Aku memiringkan kepalaku ke arah pria bersurai hitam yang mengatakan sesuatu yang mencurigakan.

"Kenapa? Kau ingin melawanku atau semacamnya?" tanyaku pada Akio.

Pria itu mengangkat santai bahunya. "Tidak. Hanya saja aku merasa tidak adil dengan kekuatanmu yang terlihat bisa melakukan apapun. Ternyata ada kelemahannya juga."

Aku tersenyum miring menatap pria berwajah datar itu. Aneh sekali ucapannya. Tentu saja aku punya kelemahan, dan padahal hari ini aku baru saja sembuh dari sakit. Akibat terlalu memaksakan kekuatanku.

"Kau iri padaku?"

"Untuk apa? Aku bisa mengalahkanmu dengan kecepatanku," jawabnya dengan percaya diri.

Aku tersenyum meledek lalu menggelengkan kepalaku tanpa berbicara apa-apa.

"Dasar bocah aneh," batinku meledek.

***

Setelah beberapa jam bersantai menikmati hidangan akhirnya kami semua bersiap untuk tidur.

Berbeda dengan aku dan Akio, Haven nampaknya asik sendiri di hutan ini.

Hingga aku tak menyadari keberadaannya di dekat sini.

"Kemana pria pirang itu?" tanya Akio sambil melipat kedua tangannya di dada.

Aku mengangkat kedua bahuku cuek sambil mengedarkan pandanganku pada hutan yang mulai gelap ini.

"Aku akan mencarinya sebelum matahari terbenam," ucapku lalu berjalan memasuki hutan.

Tap

Tap

Aku terus melangkah maju. Masuk lebih dalam ke hutan yang dihuni pohon-pohon besar dan semak belukar ini.

"Kemana perginya dia? Habis membereskan peralatan makan tiba-tiba saja menghilang," gumamku khawatir sambil terus berjalan.

"Tunggu!"

Teriakan seseorang dari timur memberhentikan langkahku. Aku sontak membelokkan tubuhku ke sana.

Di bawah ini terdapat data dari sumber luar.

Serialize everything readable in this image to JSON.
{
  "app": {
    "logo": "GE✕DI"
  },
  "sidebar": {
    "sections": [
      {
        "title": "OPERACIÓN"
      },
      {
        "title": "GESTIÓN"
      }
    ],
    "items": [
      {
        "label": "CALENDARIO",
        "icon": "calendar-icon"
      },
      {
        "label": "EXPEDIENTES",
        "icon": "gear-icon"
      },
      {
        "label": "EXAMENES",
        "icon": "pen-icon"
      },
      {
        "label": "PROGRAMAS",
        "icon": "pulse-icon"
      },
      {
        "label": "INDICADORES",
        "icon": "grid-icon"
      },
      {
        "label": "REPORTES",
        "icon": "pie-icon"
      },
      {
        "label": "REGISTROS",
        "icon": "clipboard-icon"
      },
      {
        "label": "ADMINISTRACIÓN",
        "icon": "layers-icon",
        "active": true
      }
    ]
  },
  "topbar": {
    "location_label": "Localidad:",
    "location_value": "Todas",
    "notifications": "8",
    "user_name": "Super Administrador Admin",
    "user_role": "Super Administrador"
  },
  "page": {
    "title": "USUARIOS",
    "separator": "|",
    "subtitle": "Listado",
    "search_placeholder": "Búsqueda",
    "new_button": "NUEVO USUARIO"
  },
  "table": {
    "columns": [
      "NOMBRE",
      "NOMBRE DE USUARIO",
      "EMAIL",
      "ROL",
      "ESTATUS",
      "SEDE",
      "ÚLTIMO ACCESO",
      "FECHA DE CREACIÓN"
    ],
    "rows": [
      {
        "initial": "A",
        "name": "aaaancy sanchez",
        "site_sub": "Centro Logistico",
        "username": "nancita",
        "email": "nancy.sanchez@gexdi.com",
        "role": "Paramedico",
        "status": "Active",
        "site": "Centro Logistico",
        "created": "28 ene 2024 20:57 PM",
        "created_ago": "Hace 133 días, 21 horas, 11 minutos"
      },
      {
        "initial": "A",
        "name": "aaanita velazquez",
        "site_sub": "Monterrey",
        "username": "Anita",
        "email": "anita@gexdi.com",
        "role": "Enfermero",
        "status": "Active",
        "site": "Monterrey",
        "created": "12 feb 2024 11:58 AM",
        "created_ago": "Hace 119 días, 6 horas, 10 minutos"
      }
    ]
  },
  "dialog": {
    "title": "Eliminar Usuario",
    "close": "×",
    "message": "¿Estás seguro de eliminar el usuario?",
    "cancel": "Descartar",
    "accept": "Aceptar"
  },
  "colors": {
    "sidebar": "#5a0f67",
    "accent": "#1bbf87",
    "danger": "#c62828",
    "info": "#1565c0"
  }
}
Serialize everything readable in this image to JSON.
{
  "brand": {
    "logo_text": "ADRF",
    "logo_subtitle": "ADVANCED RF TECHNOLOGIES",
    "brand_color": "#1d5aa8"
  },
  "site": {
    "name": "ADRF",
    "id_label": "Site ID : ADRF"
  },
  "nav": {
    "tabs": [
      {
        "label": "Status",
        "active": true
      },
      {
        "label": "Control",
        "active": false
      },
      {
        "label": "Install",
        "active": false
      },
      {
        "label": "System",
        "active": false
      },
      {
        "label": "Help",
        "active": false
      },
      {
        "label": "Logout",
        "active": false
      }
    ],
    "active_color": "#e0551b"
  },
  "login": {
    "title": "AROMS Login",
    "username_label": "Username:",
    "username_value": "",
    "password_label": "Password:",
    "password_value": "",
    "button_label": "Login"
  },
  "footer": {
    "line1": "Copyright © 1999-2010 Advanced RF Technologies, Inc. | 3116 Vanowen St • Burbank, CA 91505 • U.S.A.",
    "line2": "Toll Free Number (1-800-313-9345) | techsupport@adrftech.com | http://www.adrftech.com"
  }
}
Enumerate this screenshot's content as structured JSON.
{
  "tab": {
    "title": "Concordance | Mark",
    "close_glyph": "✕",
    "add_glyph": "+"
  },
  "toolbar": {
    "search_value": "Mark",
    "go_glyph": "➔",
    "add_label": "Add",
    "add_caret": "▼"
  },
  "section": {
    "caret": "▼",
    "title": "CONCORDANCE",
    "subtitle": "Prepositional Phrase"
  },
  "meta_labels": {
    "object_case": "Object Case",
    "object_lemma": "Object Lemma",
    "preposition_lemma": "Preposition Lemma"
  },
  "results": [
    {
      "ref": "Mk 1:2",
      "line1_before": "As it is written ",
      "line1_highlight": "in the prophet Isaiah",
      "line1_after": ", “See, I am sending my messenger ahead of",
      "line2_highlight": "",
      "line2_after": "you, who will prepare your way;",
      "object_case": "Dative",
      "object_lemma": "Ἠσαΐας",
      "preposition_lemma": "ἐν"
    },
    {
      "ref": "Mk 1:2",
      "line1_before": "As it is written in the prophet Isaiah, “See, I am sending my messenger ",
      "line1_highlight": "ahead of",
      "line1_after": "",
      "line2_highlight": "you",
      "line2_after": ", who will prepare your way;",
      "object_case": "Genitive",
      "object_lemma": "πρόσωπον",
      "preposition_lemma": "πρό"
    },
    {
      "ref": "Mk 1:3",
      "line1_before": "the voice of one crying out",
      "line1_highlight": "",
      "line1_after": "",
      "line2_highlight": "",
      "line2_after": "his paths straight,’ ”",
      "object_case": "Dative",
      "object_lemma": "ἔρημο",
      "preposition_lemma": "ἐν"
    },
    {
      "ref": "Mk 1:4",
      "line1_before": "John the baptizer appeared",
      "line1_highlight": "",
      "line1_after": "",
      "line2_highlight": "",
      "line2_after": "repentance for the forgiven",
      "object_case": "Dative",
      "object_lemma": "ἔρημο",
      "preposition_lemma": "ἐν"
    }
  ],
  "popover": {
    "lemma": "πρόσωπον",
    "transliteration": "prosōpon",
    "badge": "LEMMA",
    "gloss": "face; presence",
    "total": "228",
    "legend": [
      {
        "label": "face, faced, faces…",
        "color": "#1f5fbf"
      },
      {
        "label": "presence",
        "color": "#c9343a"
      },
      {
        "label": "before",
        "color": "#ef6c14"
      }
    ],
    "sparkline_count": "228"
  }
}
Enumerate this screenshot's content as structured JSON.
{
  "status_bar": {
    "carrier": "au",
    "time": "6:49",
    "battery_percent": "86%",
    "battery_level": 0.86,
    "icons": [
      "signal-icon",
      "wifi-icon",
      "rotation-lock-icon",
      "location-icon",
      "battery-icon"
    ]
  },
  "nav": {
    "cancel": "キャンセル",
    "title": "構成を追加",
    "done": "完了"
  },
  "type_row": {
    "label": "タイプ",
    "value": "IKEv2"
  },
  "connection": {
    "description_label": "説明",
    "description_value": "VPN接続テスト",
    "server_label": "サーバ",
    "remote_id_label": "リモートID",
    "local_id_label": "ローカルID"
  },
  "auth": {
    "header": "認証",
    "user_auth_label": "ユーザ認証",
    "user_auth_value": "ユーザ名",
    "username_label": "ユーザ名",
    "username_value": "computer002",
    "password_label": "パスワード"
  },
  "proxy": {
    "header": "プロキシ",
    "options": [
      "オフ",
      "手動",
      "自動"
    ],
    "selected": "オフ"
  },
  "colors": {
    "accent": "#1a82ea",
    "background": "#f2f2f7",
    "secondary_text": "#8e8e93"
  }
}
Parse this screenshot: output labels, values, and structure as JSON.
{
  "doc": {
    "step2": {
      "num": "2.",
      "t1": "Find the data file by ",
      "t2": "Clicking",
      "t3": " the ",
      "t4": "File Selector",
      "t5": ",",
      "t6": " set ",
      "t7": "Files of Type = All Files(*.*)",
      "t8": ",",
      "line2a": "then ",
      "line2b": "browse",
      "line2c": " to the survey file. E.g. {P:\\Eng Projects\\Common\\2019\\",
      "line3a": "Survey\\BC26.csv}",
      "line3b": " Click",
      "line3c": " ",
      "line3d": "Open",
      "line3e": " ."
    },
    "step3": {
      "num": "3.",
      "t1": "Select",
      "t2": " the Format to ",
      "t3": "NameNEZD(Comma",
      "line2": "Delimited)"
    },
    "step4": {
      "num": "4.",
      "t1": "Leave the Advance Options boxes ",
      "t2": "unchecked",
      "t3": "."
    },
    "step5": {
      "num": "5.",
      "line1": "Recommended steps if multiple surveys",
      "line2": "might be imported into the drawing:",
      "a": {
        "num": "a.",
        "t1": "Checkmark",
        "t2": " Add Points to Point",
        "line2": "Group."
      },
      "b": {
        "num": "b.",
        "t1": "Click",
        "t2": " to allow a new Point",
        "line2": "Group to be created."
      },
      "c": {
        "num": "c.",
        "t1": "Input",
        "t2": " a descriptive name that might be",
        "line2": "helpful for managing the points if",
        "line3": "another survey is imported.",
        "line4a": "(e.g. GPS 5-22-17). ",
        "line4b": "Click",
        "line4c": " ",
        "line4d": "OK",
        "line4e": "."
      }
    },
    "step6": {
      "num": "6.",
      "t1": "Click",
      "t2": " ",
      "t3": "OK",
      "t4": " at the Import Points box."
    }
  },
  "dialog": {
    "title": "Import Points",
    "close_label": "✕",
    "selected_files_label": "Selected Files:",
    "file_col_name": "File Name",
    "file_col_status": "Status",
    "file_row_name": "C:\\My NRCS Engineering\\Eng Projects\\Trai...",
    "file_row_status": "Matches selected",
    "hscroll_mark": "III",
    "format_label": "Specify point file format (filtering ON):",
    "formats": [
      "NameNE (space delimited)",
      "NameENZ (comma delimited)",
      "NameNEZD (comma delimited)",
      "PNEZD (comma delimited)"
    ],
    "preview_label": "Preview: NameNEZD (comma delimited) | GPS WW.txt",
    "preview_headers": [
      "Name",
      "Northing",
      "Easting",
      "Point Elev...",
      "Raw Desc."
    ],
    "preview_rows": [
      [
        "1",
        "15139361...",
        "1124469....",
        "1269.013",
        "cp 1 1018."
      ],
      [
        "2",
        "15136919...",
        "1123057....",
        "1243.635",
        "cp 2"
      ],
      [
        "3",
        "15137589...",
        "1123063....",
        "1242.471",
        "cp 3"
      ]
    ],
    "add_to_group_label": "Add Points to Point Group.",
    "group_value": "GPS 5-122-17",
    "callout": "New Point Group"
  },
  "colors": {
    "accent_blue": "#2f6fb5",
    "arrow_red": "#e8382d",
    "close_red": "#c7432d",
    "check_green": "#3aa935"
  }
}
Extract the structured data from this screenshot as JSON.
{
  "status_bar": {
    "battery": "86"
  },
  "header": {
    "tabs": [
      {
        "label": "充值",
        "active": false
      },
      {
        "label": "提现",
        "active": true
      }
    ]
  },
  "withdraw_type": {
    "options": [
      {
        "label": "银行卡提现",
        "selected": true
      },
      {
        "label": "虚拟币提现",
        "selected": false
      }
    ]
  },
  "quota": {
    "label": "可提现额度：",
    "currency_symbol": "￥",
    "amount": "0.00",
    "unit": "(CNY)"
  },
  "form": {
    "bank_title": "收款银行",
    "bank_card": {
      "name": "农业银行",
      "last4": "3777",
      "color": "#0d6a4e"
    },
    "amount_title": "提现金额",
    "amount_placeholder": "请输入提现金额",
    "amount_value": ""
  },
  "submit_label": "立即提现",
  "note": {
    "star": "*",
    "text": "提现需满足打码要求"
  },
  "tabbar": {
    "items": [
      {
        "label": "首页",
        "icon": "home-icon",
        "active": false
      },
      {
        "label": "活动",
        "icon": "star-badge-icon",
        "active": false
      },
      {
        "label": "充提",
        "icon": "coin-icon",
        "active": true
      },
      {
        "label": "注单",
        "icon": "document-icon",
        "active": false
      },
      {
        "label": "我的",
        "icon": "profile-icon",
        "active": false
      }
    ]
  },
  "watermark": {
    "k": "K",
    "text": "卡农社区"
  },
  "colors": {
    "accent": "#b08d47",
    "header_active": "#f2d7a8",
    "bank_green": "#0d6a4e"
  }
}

Mataku memincing tajam, dengan daun telinga yang terus berusaha menangkap suara lebih jelas.

Tap

Tap

Suara langkah kaki terdengar dari arah timur.

Manik kecoklatanku terbelalak saat melihat seekor badak kecil berwarna abu-abu dengan telinganya yang hampir putus.

Dia berlari ketakutan menghindari seorang pria bersurai blonde yang mengejarnya.

"Haven?"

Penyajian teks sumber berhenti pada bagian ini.